# Which of the following is additive model of time series

## Introduction

An additive model of a time series is one where the value of the time series at each time point is a sum of the values of all the previous time points plus some additional noise. This is in contrast to a multiplicative model, where the value at each time point is a product of the values of all the previous time points, plus some additional noise.

Additive models are generally easier to work with and are more commonly used in time series analysis. They are also more robust to outliers since an outlier at one-time point will not have as much impact on subsequent values as it would in a multiplicative model.

## What is an additive model?

An additive model is a time series model in which the individual terms are added together. This model is often used to predict future time series values, such as sales figures or economic indicators. Additive models are usually easier to interpret and faster to compute than other types of time series models, such as multiplicative models.

## Additive models of time series

A time series can be expressed as the sum of two components: a trend and a seasonality. In an additive model, these two components are added together to produce the final result. This type of model is generally used when the data points in the time series are evenly spaced in time.

## Why use an additive model?

There are several reasons why you might want to use an additive model:
-If your data are stationary (i.e. the mean and variance do not change over time), then an additive model is appropriate.
-If your data are not homogeneous (i.e. they vary in level or trend over time), then an additive model is appropriate.
-If you want to make forecasts for individual time series, then an additive model is appropriate.
-If you want to add or remove seasonal components from your data, then an additive model is appropriate.

## How to build an additive model

An additive model is one where the effect of each independent variable is simply added to the outcome. This contrasts with a multiplicative model, where the effect of each independent variable is multiplied by the outcome.
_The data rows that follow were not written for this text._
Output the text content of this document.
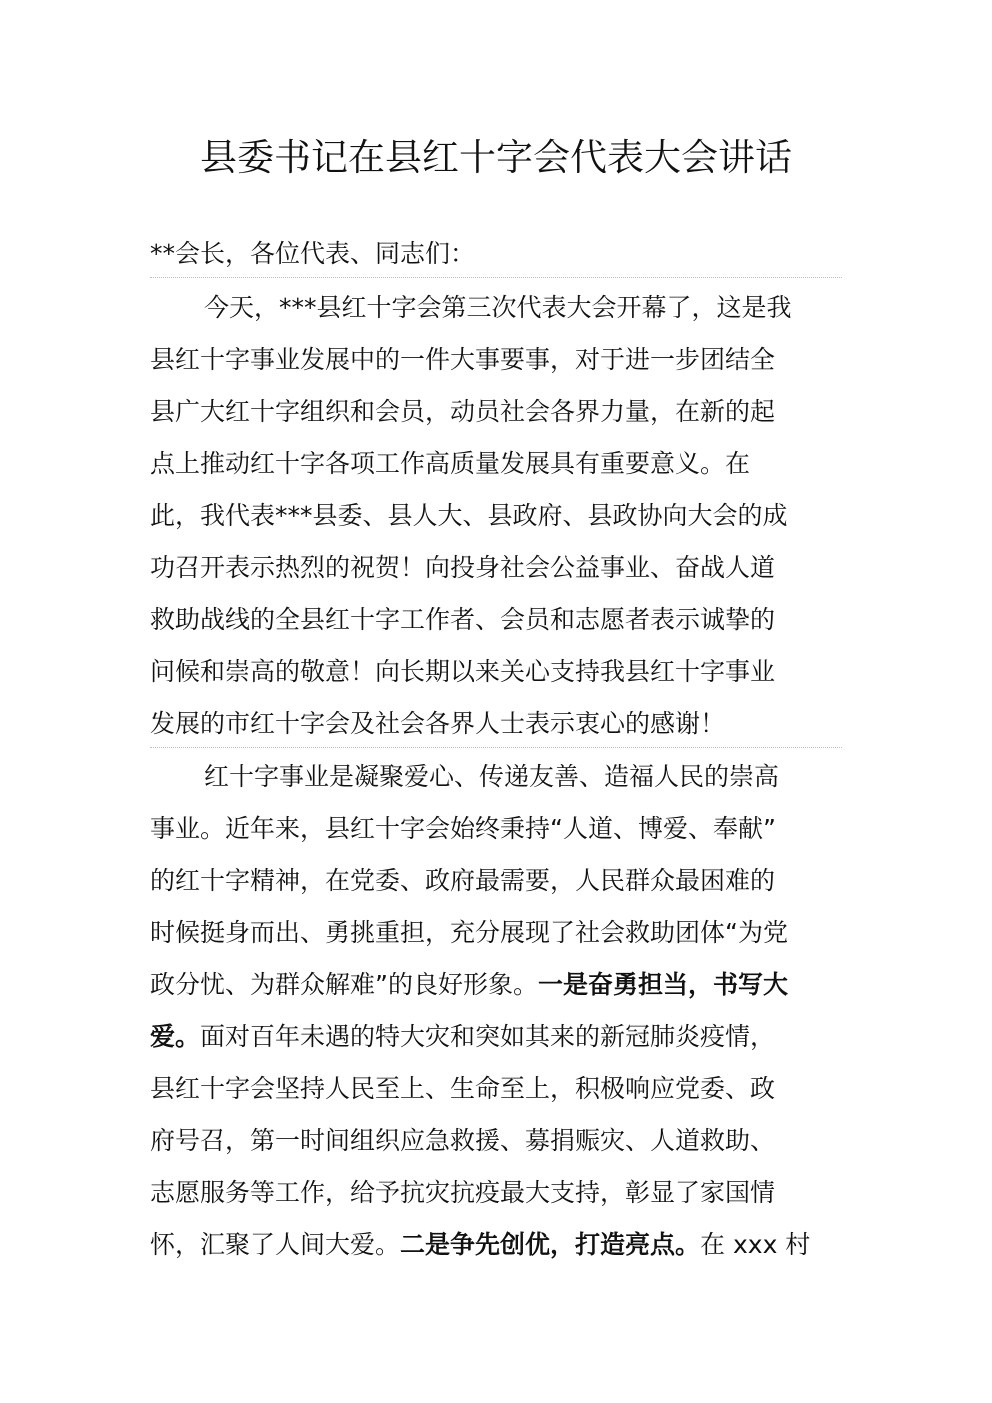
县委书记在县红十字会代表大会讲话
**会长，各位代表、同志们：
今天，***县红十字会第三次代表大会开幕了，这是我
县红十字事业发展中的一件大事要事，对于进一步团结全
县广大红十字组织和会员，动员社会各界力量，在新的起
点上推动红十字各项工作高质量发展具有重要意义。在
此，我代表***县委、县人大、县政府、县政协向大会的成
功召开表示热烈的祝贺！向投身社会公益事业、奋战人道
救助战线的全县红十字工作者、会员和志愿者表示诚挚的
问候和崇高的敬意！向长期以来关心支持我县红十字事业
发展的市红十字会及社会各界人士表示衷心的感谢！
红十字事业是凝聚爱心、传递友善、造福人民的崇高
事业。近年来，县红十字会始终秉持“人道、博爱、奉献”
的红十字精神，在党委、政府最需要，人民群众最困难的
时候挺身而出、勇挑重担，充分展现了社会救助团体“为党
政分忧、为群众解难”的良好形象。一是奋勇担当，书写大
爱。面对百年未遇的特大灾和突如其来的新冠肺炎疫情，
县红十字会坚持人民至上、生命至上，积极响应党委、政
府号召，第一时间组织应急救援、募捐赈灾、人道救助、
志愿服务等工作，给予抗灾抗疫最大支持，彰显了家国情
怀，汇聚了人间大爱。二是争先创优，打造亮点。在 xxx 村
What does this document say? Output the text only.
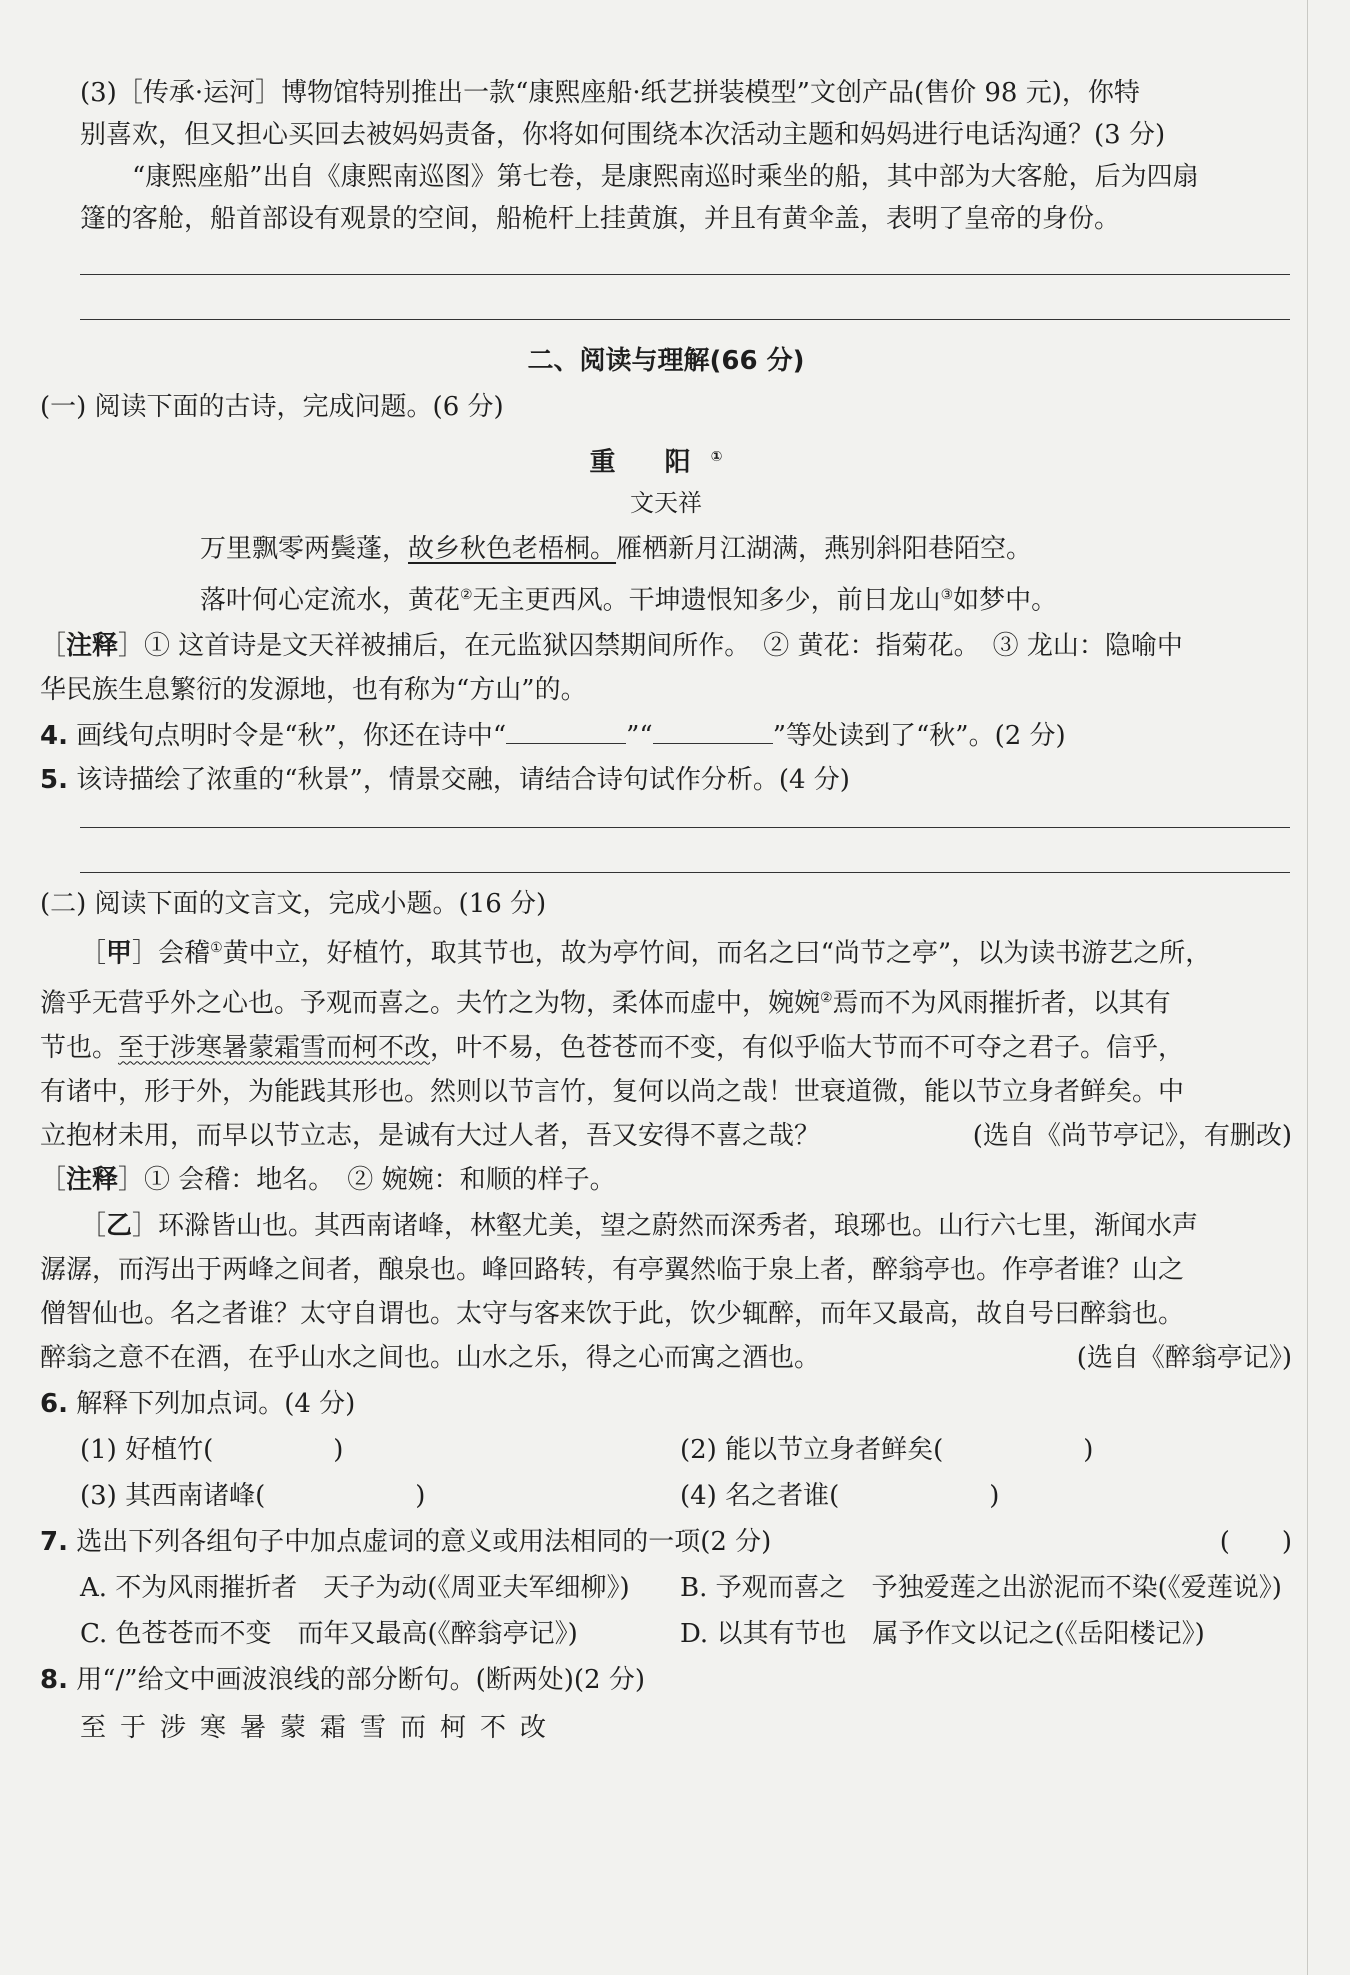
(3)［传承·运河］博物馆特别推出一款“康熙座船·纸艺拼装模型”文创产品(售价 98 元)，你特

别喜欢，但又担心买回去被妈妈责备，你将如何围绕本次活动主题和妈妈进行电话沟通？(3 分)

“康熙座船”出自《康熙南巡图》第七卷，是康熙南巡时乘坐的船，其中部为大客舱，后为四扇

篷的客舱，船首部设有观景的空间，船桅杆上挂黄旗，并且有黄伞盖，表明了皇帝的身份。

二、阅读与理解(66 分)

(一) 阅读下面的古诗，完成问题。(6 分)

重 阳①

文天祥

万里飘零两鬓蓬，故乡秋色老梧桐。雁栖新月江湖满，燕别斜阳巷陌空。

落叶何心定流水，黄花②无主更西风。干坤遗恨知多少，前日龙山③如梦中。

［注释］① 这首诗是文天祥被捕后，在元监狱囚禁期间所作。　② 黄花：指菊花。　③ 龙山：隐喻中

华民族生息繁衍的发源地，也有称为“方山”的。

4. 画线句点明时令是“秋”，你还在诗中“	”“	”等处读到了“秋”。(2 分)

5. 该诗描绘了浓重的“秋景”，情景交融，请结合诗句试作分析。(4 分)

(二) 阅读下面的文言文，完成小题。(16 分)

［甲］会稽①黄中立，好植竹，取其节也，故为亭竹间，而名之曰“尚节之亭”，以为读书游艺之所，

澹乎无营乎外之心也。予观而喜之。夫竹之为物，柔体而虚中，婉婉②焉而不为风雨摧折者，以其有

节也。至于涉寒暑蒙霜雪而柯不改，叶不易，色苍苍而不变，有似乎临大节而不可夺之君子。信乎，

有诸中，形于外，为能践其形也。然则以节言竹，复何以尚之哉！世衰道微，能以节立身者鲜矣。中

立抱材未用，而早以节立志，是诚有大过人者，吾又安得不喜之哉？	(选自《尚节亭记》，有删改)

［注释］① 会稽：地名。　② 婉婉：和顺的样子。

［乙］环滁皆山也。其西南诸峰，林壑尤美，望之蔚然而深秀者，琅琊也。山行六七里，渐闻水声

潺潺，而泻出于两峰之间者，酿泉也。峰回路转，有亭翼然临于泉上者，醉翁亭也。作亭者谁？山之

僧智仙也。名之者谁？太守自谓也。太守与客来饮于此，饮少辄醉，而年又最高，故自号曰醉翁也。

醉翁之意不在酒，在乎山水之间也。山水之乐，得之心而寓之酒也。	(选自《醉翁亭记》)

6. 解释下列加点词。(4 分)

(1) 好植竹(	)	(2) 能以节立身者鲜矣(	)
(3) 其西南诸峰(	)	(4) 名之者谁(	)

7. 选出下列各组句子中加点虚词的意义或用法相同的一项(2 分)	(　　)

A. 不为风雨摧折者　天子为动(《周亚夫军细柳》)	B. 予观而喜之　予独爱莲之出淤泥而不染(《爱莲说》)
C. 色苍苍而不变　而年又最高(《醉翁亭记》)	D. 以其有节也　属予作文以记之(《岳阳楼记》)

8. 用“/”给文中画波浪线的部分断句。(断两处)(2 分)

至于涉寒暑蒙霜雪而柯不改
There are two common ways to build an additive model:

1. The first way is to identify the independent variables that are most likely to have an effect on the outcome, and then to add them one at a time to see if they improve the predictive power of the model.
2. The second way is to use all of the independent variables in the model at once, and then to select those that have the most predictive power.

Once you have selected the best predictor variables for your additive model, you can then use them to make predictions about future outcomes.

## Conclusion

The additive model of time series states that the time series is a linear combination of three components: the level, the trend, and the seasonality. The level is the mean of the series, the trend is the long-term change in the series, and the seasonality is the short-term fluctuations in the series.